The Hopewells are an ancient American population that lived from 100 B.C. to 500 A.D. _ 1,000 years before Columbus _ in the Ohio River valley.

Their giant earthen architecture in Newark, Ohio, designed as calendars to keep track of the seasons and as religious centers, offers important lessons on the sophistication of these early people, Kennedy said in an interview.

Their travels by canoe from Ohio to southeastern Indiana, where they discovered a rare form of calcium carbonate three-quarters of a mile into Wyandotte Cave, speak volumes, he said. They used the calcium carbonate _ a beautiful, translucent white substance _ to carve figurines for religious practices associated with healing.

This knowledge is important because it humanizes the Hopewells, Kennedy said. It shows how far they commonly traveled and it says they had a very active aesthetic life. "It gives a little greater feeling about them and us. It suggests sublimely that they are real people."

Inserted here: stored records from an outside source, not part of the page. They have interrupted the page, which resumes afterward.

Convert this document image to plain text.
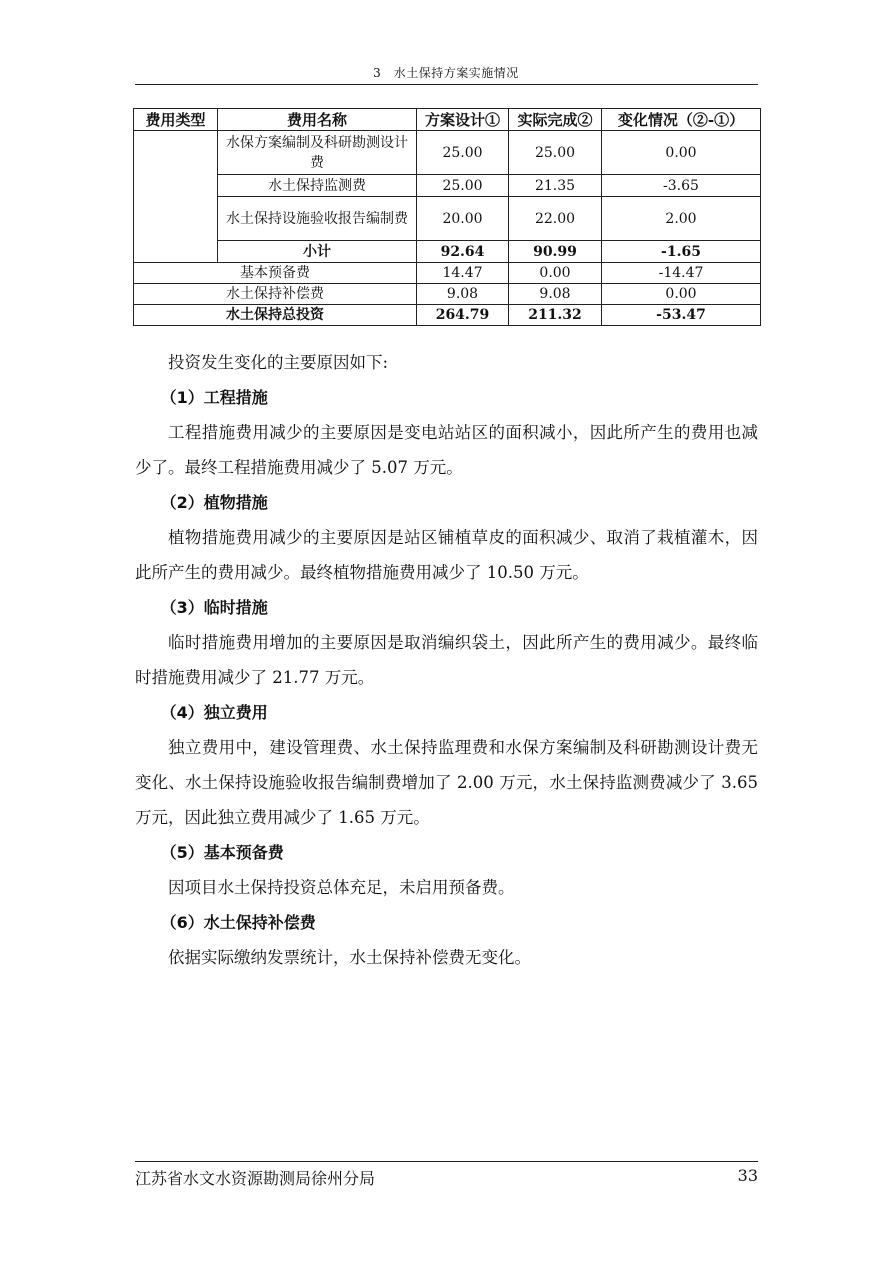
3　水土保持方案实施情况
费用类型	费用名称	方案设计①	实际完成②	变化情况（②-①）
	水保方案编制及科研勘测设计费	25.00	25.00	0.00
	水土保持监测费	25.00	21.35	-3.65
	水土保持设施验收报告编制费	20.00	22.00	2.00
	小计	92.64	90.99	-1.65
基本预备费		14.47	0.00	-14.47
水土保持补偿费		9.08	9.08	0.00
水土保持总投资		264.79	211.32	-53.47

投资发生变化的主要原因如下:

（1）工程措施

工程措施费用减少的主要原因是变电站站区的面积减小，因此所产生的费用也减少了。最终工程措施费用减少了 5.07 万元。

（2）植物措施

植物措施费用减少的主要原因是站区铺植草皮的面积减少、取消了栽植灌木，因此所产生的费用减少。最终植物措施费用减少了 10.50 万元。

（3）临时措施

临时措施费用增加的主要原因是取消编织袋土，因此所产生的费用减少。最终临时措施费用减少了 21.77 万元。

（4）独立费用

独立费用中，建设管理费、水土保持监理费和水保方案编制及科研勘测设计费无变化、水土保持设施验收报告编制费增加了 2.00 万元，水土保持监测费减少了 3.65 万元，因此独立费用减少了 1.65 万元。

（5）基本预备费

因项目水土保持投资总体充足，未启用预备费。

（6）水土保持补偿费

依据实际缴纳发票统计，水土保持补偿费无变化。

江苏省水文水资源勘测局徐州分局	33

The "real people" part is something with which modern Americans have been slow to come to grips, Kennedy said.

America's founding fathers knew a tremendous amount about the land's ancient history, but in developing the modern world, "we've bulldozed and asphalted the evidence," he said.

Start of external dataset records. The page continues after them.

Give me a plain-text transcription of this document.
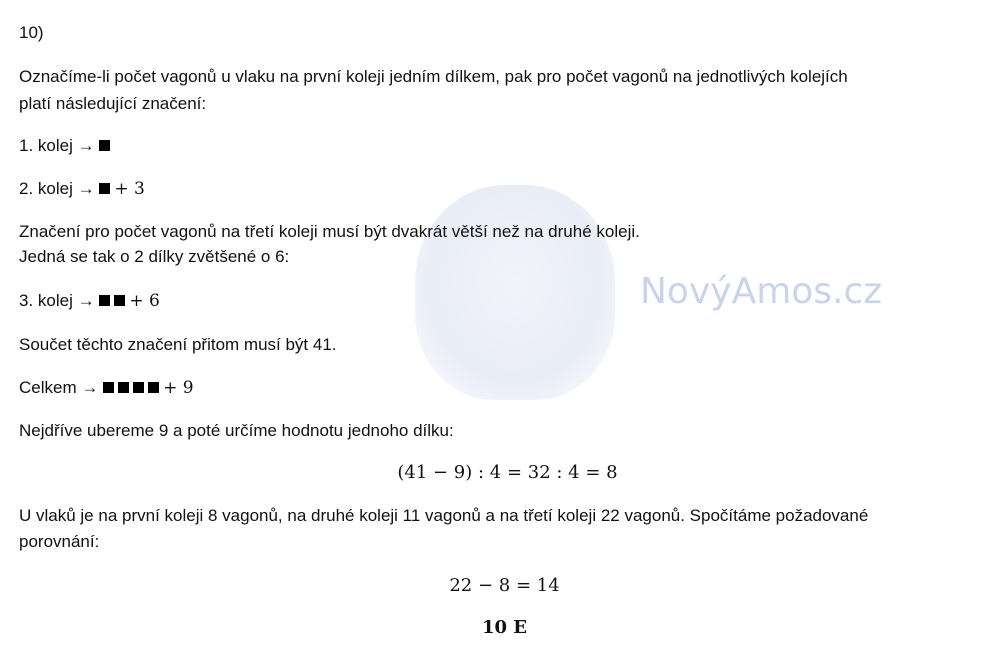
NovýAmos.cz
10)
Označíme-li počet vagonů u vlaku na první koleji jedním dílkem, pak pro počet vagonů na jednotlivých kolejích
platí následující značení:
1. kolej →
2. kolej → + 3
Značení pro počet vagonů na třetí koleji musí být dvakrát větší než na druhé koleji.
Jedná se tak o 2 dílky zvětšené o 6:
3. kolej → + 6
Součet těchto značení přitom musí být 41.
Celkem →	+ 9
Nejdříve ubereme 9 a poté určíme hodnotu jednoho dílku:
(41 − 9) : 4 = 32 : 4 = 8
U vlaků je na první koleji 8 vagonů, na druhé koleji 11 vagonů a na třetí koleji 22 vagonů. Spočítáme požadované
porovnání:
22 − 8 = 14
10 E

In doing that, "we also were eliminating, erasing from our memories, the evidence of the people who had created those wonders."

Most destruction of ancient civilization was done unconsciously by the population, he believes. Still, "we sensed that something profoundly wrong was going on between us and the original proprietors of this continent."

We couldn't bear it, Kennedy said, "and especially we couldn't bear the idea that they could have been capable of very ancient high civilization."

To lessen the pain, Kennedy said, we adopted the thinking that the ancient Americans whose mounds we were destroying were somehow less than we, and very unlike us. That's the crux of what he would like to change.

"They were not hunters-gatherers, they were agriculturists. They were growing crops," Kennedy said. "They were city-dwelling people. They were city-dwelling, architectural, sophisticated people."

Encore dates are Friday at midnight, Saturday at 3 p.m.; June 16 at 2 p.m., June 18 at 10 p.m. and June 22 at 1 a.m.